Kasus ini pun mendapat perhatian dari Ikatan Dokter Indonesia (IDI) Jateng. Ketua IDI Jateng, dr. Telogo Wismo, menyampaikan keprihatinannya dan menegaskan siap mendampingi tenaga medis jika kasus ini berlanjut ke ranah hukum.
"Pemukulan, penganiayaan, atau ancaman pada profesi dokter yang sedang melaksanakan tugas itu kan semakin banyak muncul. Termasuk di RSUD Sekayu, Surabaya, dan sekarang di Semarang. Kami sangat-sangat prihatin," kata Telogo saat dihubungi detikJateng.

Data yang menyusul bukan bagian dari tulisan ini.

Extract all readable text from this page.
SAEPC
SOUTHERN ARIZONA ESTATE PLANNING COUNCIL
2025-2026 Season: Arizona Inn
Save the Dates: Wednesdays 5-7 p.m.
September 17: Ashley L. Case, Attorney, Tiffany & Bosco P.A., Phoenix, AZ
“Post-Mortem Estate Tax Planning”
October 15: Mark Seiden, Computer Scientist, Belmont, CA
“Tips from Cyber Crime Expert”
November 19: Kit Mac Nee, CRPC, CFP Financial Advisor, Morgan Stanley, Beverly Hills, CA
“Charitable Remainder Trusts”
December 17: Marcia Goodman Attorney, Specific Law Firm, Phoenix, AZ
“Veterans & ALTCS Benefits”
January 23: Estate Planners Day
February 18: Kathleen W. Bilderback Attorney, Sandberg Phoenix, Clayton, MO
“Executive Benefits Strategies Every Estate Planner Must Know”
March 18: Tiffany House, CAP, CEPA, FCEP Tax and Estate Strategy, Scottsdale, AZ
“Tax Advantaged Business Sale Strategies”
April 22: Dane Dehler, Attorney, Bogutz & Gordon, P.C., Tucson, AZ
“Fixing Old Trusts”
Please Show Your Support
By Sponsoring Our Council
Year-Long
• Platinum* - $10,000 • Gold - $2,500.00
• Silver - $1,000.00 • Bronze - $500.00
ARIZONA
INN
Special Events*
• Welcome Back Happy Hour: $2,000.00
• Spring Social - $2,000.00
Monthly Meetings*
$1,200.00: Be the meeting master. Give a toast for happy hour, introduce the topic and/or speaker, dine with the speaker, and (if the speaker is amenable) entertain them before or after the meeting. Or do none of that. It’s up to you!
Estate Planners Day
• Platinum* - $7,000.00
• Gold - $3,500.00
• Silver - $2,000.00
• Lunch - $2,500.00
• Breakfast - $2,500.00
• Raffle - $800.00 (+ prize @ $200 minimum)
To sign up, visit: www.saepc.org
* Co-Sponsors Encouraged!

Ia menyayangkan masih adanya kasus tenaga medis mendapat perlakuan kasar saat menjalankan tugas. Menurutnya, masyarakat seharusnya bisa menahan diri karena datang ke rumah sakit sejatinya untuk meminta pertolongan.
"Kenapa kok yang dimintai tolong malah dianiaya? Pemahaman antara hak dan kewajiban mungkin belum bisa dipahami secara luas," ujarnya.